As of December, there were five reporters, including the Reuters pair, behind bars.
Reporters Wa Lone and Kyaw Soe Oo – who had worked on Reuters coverage of the crisis in Rakhine – were arrested on Dec. 12 in Yangon. The Ministry of Information said they had “illegally acquired information with the intention to share it with foreign media”. They face up to 14 years in prison under the Official Secrets Act.
Myanmar authorities have said the case has nothing to do with press freedom.
“There are different views, based on where you stand … There’s press freedom in Myanmar as long as you follow the rules and regulations,” Kyaw Soe, director general of the Ministry of Information, told Reuters by phone on Thursday. He declined to comment further.
A vibrant domestic media has sprung up since the transition from military rule began in 2011 and pre-publication censorship was lifted in 2012.
Nevertheless, this year Myanmar was ranked 131 out of 180 nations for press freedom by Reporters Without Borders – in the bottom third, but ahead of seven countries in the region: Cambodia, Thailand, Malaysia, Singapore, Brunei, Laos and Vietnam.
“The authorities continue to exert pressure on the media and even intervene directly to get editorial policies changed,” Reporters Without Borders said in a report this year.
Kyaw Zwa Moe, editor of Irrawaddy’s English edition, said in a commentary last week that Myanmar does have press freedom, “but with an invisible line”.
“No one can know where that line is because it’s unseen.
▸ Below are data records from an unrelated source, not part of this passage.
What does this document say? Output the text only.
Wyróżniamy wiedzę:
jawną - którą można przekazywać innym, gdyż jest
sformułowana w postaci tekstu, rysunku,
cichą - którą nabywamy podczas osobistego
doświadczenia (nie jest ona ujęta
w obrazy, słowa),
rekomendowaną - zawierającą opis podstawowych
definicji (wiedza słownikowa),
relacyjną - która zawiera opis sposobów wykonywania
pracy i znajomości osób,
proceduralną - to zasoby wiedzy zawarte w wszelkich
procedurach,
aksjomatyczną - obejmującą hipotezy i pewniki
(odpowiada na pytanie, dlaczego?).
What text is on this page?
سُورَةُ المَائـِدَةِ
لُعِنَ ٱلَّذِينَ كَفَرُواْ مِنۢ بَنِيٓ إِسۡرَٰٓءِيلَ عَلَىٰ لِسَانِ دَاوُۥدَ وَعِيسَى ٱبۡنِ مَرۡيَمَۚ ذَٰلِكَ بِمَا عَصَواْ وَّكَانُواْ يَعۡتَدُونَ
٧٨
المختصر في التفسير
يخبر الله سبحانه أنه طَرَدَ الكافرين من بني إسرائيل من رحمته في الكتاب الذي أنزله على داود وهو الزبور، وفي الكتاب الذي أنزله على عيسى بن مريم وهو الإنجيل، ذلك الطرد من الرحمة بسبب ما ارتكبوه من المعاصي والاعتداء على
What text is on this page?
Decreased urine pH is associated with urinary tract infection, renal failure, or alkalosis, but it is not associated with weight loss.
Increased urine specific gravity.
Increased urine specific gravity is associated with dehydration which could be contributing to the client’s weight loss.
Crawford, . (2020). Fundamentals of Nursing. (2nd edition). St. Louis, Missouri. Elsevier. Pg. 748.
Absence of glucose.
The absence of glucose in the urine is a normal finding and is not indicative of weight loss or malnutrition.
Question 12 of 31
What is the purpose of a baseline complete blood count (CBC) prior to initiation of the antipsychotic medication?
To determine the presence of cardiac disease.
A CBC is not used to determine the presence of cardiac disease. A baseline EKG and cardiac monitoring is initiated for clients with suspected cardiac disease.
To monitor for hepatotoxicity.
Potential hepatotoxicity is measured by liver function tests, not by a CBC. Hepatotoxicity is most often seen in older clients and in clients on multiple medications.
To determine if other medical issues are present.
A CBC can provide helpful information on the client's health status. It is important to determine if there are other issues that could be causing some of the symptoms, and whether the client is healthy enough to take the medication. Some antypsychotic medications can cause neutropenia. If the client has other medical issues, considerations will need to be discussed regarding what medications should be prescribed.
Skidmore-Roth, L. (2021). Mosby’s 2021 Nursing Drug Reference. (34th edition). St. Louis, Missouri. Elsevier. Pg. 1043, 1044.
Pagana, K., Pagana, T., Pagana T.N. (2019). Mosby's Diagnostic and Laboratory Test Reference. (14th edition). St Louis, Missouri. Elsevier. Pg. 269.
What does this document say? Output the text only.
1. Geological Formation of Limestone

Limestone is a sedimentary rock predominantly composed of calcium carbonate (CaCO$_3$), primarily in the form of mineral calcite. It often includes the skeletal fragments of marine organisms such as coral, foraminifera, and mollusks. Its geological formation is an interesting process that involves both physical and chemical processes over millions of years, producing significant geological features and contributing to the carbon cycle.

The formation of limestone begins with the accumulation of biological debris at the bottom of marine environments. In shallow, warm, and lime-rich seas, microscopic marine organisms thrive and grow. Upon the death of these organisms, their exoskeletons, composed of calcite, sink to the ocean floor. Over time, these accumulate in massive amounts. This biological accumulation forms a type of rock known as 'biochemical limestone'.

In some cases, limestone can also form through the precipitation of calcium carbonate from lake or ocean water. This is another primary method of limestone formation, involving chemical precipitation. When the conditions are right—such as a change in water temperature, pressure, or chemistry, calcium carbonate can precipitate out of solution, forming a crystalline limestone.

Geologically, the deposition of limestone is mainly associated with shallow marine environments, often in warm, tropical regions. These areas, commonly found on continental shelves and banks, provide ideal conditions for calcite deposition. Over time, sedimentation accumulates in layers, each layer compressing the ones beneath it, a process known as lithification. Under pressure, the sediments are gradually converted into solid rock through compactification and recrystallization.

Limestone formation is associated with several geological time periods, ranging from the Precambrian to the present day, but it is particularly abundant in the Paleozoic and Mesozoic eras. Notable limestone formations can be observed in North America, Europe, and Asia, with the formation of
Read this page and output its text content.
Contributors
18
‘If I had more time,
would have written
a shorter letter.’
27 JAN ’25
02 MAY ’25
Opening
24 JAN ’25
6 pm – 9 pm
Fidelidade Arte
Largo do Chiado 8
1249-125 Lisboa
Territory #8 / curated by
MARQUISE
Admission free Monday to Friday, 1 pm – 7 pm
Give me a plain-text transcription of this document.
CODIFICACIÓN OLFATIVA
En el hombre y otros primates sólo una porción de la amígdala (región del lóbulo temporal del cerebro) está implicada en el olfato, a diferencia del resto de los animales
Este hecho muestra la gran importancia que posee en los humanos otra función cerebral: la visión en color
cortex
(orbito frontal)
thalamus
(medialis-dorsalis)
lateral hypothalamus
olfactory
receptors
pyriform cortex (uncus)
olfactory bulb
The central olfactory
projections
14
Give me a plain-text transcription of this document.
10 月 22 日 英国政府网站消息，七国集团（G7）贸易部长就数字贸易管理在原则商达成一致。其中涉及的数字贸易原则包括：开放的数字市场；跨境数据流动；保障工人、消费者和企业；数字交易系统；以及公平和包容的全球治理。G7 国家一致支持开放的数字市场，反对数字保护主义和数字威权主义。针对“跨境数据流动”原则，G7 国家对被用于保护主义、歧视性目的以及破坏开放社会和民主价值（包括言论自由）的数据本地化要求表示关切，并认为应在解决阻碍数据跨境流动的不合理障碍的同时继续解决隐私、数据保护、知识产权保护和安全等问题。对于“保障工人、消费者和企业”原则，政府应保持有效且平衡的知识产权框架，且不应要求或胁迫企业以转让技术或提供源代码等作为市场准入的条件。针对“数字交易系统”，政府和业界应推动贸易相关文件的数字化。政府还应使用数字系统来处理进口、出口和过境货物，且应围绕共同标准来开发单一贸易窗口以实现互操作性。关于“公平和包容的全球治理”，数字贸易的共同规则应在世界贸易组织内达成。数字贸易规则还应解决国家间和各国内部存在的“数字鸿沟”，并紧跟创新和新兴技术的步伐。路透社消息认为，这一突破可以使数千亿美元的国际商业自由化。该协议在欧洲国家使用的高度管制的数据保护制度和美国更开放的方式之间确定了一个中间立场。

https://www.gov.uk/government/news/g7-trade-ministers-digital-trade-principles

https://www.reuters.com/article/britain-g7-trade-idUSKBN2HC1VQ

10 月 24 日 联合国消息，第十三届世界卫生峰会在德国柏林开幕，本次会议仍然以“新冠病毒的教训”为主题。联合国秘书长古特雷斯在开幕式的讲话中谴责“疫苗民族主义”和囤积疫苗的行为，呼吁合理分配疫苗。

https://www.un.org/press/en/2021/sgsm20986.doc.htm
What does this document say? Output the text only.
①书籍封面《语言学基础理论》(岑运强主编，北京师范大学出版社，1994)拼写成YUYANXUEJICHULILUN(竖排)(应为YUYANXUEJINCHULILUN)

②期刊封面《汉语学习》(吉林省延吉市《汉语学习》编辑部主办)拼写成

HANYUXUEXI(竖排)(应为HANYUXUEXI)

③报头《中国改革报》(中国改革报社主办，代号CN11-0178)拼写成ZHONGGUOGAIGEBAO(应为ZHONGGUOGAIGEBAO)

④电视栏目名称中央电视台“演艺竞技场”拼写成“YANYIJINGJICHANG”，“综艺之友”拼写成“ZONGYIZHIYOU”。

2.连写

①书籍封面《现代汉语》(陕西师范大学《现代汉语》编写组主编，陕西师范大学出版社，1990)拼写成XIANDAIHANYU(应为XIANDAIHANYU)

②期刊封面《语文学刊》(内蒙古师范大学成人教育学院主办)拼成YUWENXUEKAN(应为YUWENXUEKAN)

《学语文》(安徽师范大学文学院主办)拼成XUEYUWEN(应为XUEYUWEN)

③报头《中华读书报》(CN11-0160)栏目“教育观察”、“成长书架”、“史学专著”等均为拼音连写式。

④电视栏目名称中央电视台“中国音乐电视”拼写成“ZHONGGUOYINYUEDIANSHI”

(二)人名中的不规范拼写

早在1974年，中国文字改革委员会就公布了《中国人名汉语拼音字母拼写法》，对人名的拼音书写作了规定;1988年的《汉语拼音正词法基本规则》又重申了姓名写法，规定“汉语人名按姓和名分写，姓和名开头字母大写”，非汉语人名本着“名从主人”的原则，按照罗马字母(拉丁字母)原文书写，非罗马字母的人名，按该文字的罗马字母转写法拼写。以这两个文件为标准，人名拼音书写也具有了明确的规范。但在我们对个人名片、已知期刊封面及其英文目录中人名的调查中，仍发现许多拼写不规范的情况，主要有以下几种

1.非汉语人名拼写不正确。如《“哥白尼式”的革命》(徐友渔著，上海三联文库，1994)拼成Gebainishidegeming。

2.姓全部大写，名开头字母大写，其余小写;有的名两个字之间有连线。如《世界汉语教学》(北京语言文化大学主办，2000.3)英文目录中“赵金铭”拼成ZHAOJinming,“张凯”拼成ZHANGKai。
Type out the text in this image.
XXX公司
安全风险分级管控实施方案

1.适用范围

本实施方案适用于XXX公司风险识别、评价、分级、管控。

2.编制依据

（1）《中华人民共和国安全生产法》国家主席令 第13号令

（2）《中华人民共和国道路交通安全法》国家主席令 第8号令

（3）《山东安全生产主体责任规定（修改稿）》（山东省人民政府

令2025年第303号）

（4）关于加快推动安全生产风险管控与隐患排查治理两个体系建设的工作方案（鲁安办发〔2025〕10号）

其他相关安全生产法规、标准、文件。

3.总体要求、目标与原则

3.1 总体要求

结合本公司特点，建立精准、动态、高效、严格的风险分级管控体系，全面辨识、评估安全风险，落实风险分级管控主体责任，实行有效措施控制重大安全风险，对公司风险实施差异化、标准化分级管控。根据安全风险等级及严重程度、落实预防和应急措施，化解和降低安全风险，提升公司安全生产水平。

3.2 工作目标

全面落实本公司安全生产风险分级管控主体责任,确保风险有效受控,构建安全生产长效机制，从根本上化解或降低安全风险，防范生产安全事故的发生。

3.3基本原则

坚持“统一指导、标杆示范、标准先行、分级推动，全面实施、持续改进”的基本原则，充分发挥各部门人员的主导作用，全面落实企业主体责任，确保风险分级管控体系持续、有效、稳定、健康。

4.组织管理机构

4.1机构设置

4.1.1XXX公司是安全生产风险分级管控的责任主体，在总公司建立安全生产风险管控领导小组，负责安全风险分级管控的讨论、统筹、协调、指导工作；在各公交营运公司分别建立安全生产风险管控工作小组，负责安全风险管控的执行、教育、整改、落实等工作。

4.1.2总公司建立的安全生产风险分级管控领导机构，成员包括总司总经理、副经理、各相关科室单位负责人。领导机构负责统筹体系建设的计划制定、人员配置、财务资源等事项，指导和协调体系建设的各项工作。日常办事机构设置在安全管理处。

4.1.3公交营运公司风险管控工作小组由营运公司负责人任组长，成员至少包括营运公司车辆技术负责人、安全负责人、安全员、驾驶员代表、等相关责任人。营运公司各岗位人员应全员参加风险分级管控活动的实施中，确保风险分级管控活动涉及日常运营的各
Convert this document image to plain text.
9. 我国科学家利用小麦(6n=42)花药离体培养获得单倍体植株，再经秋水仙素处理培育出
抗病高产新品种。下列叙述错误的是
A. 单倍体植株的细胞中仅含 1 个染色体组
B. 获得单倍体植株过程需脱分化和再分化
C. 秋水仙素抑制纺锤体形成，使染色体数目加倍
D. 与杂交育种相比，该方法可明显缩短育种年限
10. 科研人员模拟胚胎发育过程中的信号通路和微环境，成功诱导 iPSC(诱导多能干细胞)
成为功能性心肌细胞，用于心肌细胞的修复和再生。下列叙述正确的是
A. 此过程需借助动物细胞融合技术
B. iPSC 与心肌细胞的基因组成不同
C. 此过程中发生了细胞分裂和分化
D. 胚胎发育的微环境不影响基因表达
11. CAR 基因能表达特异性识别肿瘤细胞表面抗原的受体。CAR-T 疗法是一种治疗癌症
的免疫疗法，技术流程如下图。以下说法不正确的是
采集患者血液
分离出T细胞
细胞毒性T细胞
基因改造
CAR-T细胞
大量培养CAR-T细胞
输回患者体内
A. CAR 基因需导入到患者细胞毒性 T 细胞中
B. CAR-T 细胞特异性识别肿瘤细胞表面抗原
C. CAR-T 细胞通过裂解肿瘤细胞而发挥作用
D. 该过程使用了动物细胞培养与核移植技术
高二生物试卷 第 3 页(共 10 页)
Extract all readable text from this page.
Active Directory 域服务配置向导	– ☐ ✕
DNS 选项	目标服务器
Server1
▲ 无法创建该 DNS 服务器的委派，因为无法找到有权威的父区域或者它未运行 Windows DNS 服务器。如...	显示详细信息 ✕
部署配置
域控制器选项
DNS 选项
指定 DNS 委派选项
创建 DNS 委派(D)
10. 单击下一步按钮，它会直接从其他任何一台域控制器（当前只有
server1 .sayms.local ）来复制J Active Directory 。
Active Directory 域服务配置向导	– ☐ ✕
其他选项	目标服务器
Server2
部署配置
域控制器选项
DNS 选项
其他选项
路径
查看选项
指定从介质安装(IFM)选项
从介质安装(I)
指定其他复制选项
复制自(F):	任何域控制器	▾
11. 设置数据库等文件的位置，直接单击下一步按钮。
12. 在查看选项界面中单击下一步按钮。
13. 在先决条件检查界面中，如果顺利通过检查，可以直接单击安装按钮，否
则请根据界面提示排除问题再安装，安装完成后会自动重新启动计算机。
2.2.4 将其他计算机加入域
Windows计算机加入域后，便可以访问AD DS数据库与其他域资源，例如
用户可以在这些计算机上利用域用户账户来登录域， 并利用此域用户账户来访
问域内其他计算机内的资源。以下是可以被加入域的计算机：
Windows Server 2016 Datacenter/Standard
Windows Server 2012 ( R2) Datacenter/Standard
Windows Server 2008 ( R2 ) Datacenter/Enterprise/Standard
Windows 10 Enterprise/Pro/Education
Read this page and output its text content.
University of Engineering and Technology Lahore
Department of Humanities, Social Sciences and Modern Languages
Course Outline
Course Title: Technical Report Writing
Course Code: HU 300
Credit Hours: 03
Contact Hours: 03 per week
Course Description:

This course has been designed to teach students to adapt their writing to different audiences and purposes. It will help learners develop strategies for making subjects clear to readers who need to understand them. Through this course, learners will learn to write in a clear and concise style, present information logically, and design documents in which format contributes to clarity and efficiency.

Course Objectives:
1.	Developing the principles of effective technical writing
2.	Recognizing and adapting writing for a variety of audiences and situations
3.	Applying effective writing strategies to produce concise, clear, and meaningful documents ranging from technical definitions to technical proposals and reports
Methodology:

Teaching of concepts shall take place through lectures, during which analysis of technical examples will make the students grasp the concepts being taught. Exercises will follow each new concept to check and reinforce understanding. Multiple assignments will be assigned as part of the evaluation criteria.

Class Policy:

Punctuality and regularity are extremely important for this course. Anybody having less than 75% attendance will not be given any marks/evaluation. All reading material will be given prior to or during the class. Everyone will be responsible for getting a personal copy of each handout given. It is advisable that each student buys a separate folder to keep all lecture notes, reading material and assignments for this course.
When you touch or cross it, you’re finished,” he wrote.
PRESS FREEDOM, SOMETIMES
Although she is Myanmar’s de facto leader, Suu Kyi is forced to share power with the military, which runs security-related ministries and the police.
Suppression of the media has hardened, rights groups say, since October 2016, when Rohingya Muslim militants attacked security posts in Rakhine state, triggering a military crackdown that right groups say included killings, rape and arson.